First of all, while we recognize that our title could have specified the precise age of the study population, this would have not added much to the title itself. Most importantly this information is clearly stated in the methodology of the article.

Anthropometric measurements at the hospital were conducted with a wooden height board and salter scale, which are standard equipment in government run health centers in poor resource settings like Chad. Study teams used a similar wooden height board and an electronic scale for measurement of the controls. While the scales used for cases and controls differ in terms of precision, we deem the possible bias to be minor. The worst scenario would imply that children who are at the hedge between severe and moderate malnutrition might have been considered as SAM. We think this would not compromise the results of our study. Adapting to local conditions is a necessity when conducting operational research in poor resource setting.

We decided to identify vaccination status of children based only on vaccination cards, and not on caregiver’s recall, to reduce the risk of inaccuracy. There is some evidence that household vaccination information may not be reliable [1].

We did not specify but we did back-translation of our questionnaire as this is a standardized procedure for this type of studies.

Gupta et al. affirm MUAC is not adapted to study nutritional status for adult and recommend the use of BMI. This is incorrect. MUAC has been reported to correlate closely with BMI and is a much simpler alternative for field conditions to detect adult undernutrition [2, 3]. MUAC is furthermore a more recommendable measure to use in clinical practice for assessing poor nutritional status [4], and a better predictor of mortality [5]. Cut-offs values have been internationally defined [6]. Lastly, differently from BMI, MUAC can be used also for pregnant women [7].

The sample size calculation was done using EpiInfo® (version 7.2.2.6.) for a matched case-control study. We think some differences in sample size calculation can be observed depending on the software and/or the test used. Our sample size allowed to detect risk factors with an OR of 3 and a prevalence of 80% among controls. However, the OR can be lower if the prevalence among controls is lower. We clearly stated in out article that “Resources allowed to increase the sample size to 411, including 137 cases and 274 controls. Such an increment in sample size augmented the power of the study.” So the difference between the two calculations is not because of 10% loss due to non-response as Gupta et al. mentioned.

Gupta et al. were not clear if more than one child from the same family had been taken as cases or controls. In our article we explicitly mentioned that “Controls were recruited from the same neighborhood where cases reside. After completing the interview with the case caretaker, data collectors visited the closest neighboring households to identify eligible children for the controls.” Thus, the controls were not selected from the same households neither from the same family.

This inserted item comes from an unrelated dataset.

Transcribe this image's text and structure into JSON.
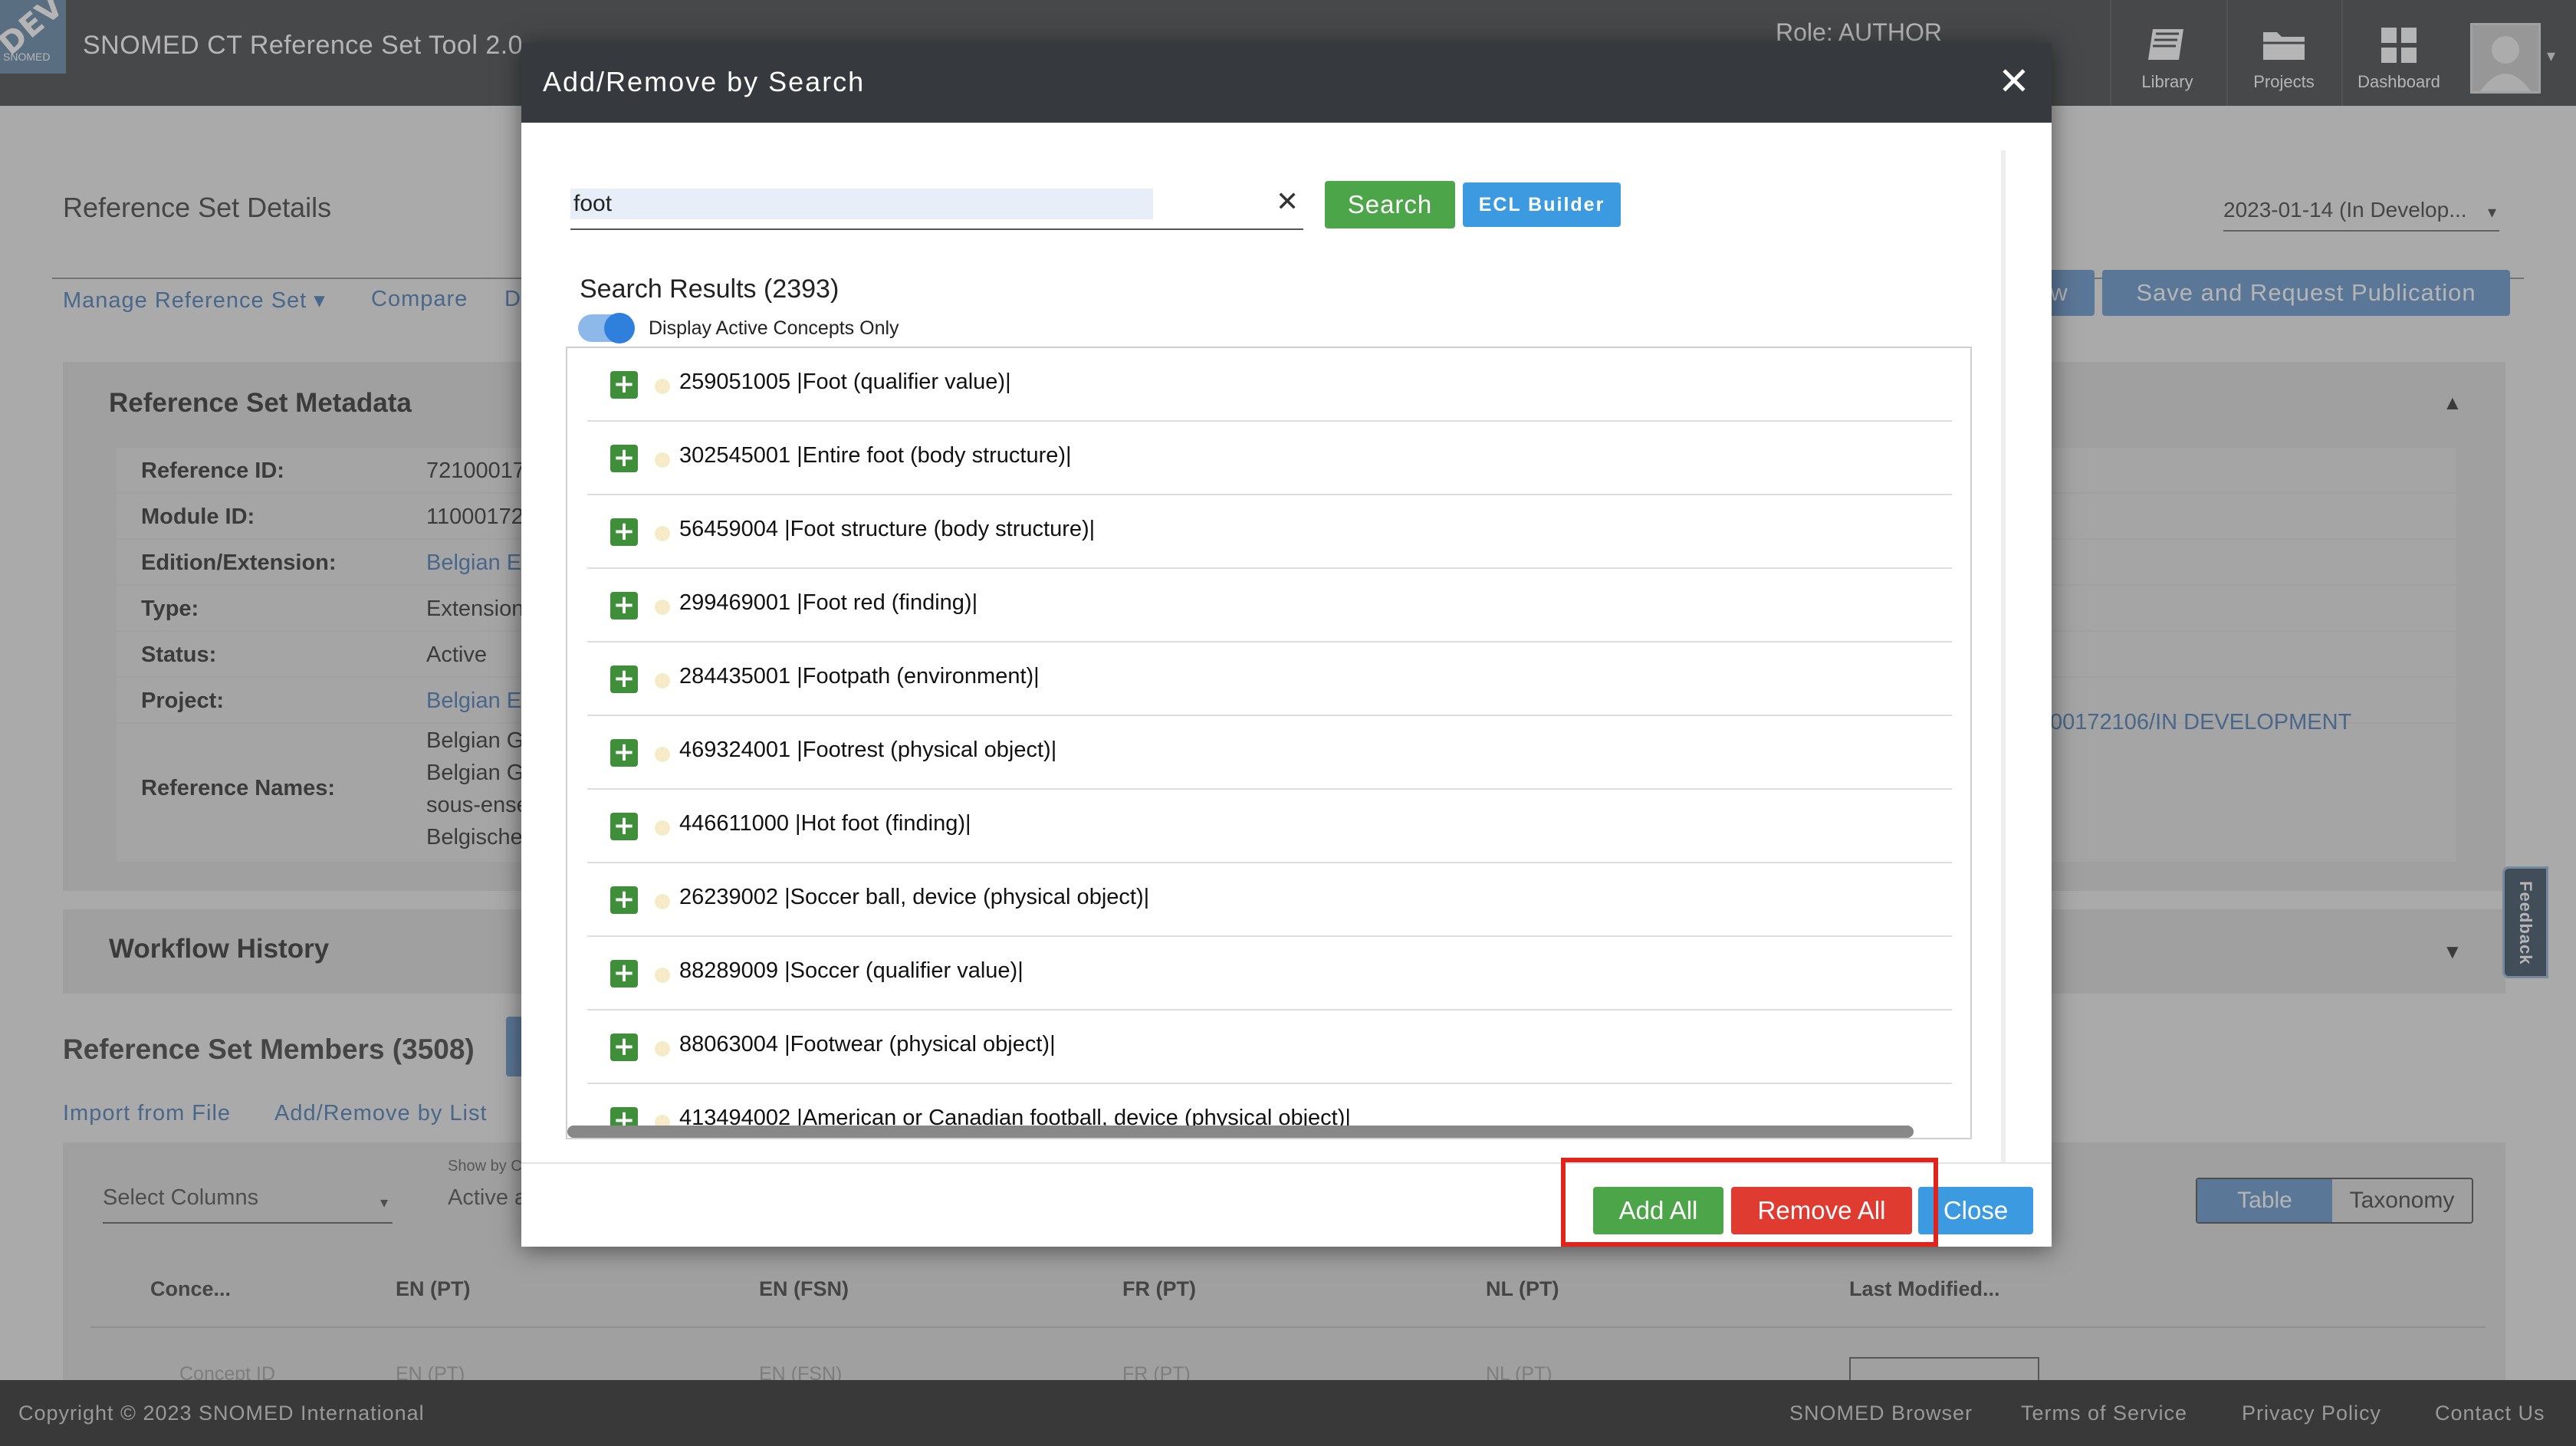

Gupta et al. feel that one single model, including household and individual risk factors, would be better to study the risk factors. What happens when we have all variables (individual + household) in one model is that risk factors at one level can mask risk factors at another level. We have seen, for example, that recent diarrhoea masks poor household sanitation. This does not mean that the two risk factors are not on the causal pathway. Having models at two levels gives us some idea of the causal pathway (we fill in the links with biological plausibility) and yields much more information. We believe this approach better corresponds to the purpose of our study i.e. identify intervention targets and allow more effective design and prioritization of humanitarian interventions. Furthermore, putting all variables in one model raises the issue of sparse data bias [8], due to the fact that most cases had comorbidities at admission (diarrhoea, fever, vomiting, cough), excluding the possibility to introduce other risk factors in the model. Large confidence intervals might be due to this sparse data bias, and not due to low number of cases.

Gupta et al. suggested to use a p-value of 0.2 rather than 0.05 for the stepwise selection procedure. This would be true for a forward elimination, but we used a backward elimination. We first put all variables in the model and keep, as recommended, only those with a p-value < 0.05 in the final model.

Gupta et al. did understand that cases were interviewed at the hospital, leading to a differential recall bias. However, only morbidity data was collected at the hospital - anthropometric measures were extracted from the hospital register. As we started in our article, “data on health and nutritional status of caretaker, household WASH (water, sanitation and hygiene) conditions, socio-economic and demographic data were collected on the following day during the household visit through face-to-face interview”, for both groups. Thus we still believe that the risk for recall and social desirability bias if any is similar for both groups.

With regard to complementary feeding practices, we acknowledged that additional information on type, preparation, consistency of the family dish could have provided insights on the mechanism linking it with undernutrition. However, this was beyond the scope of our study. We did not criticize the feeding of children with a family dish, but simply highlighted the risks it can possibly carry.

We believe the issues raised by Gupta et al. are minor and do not alter in any way the conclusions and the validity of our study.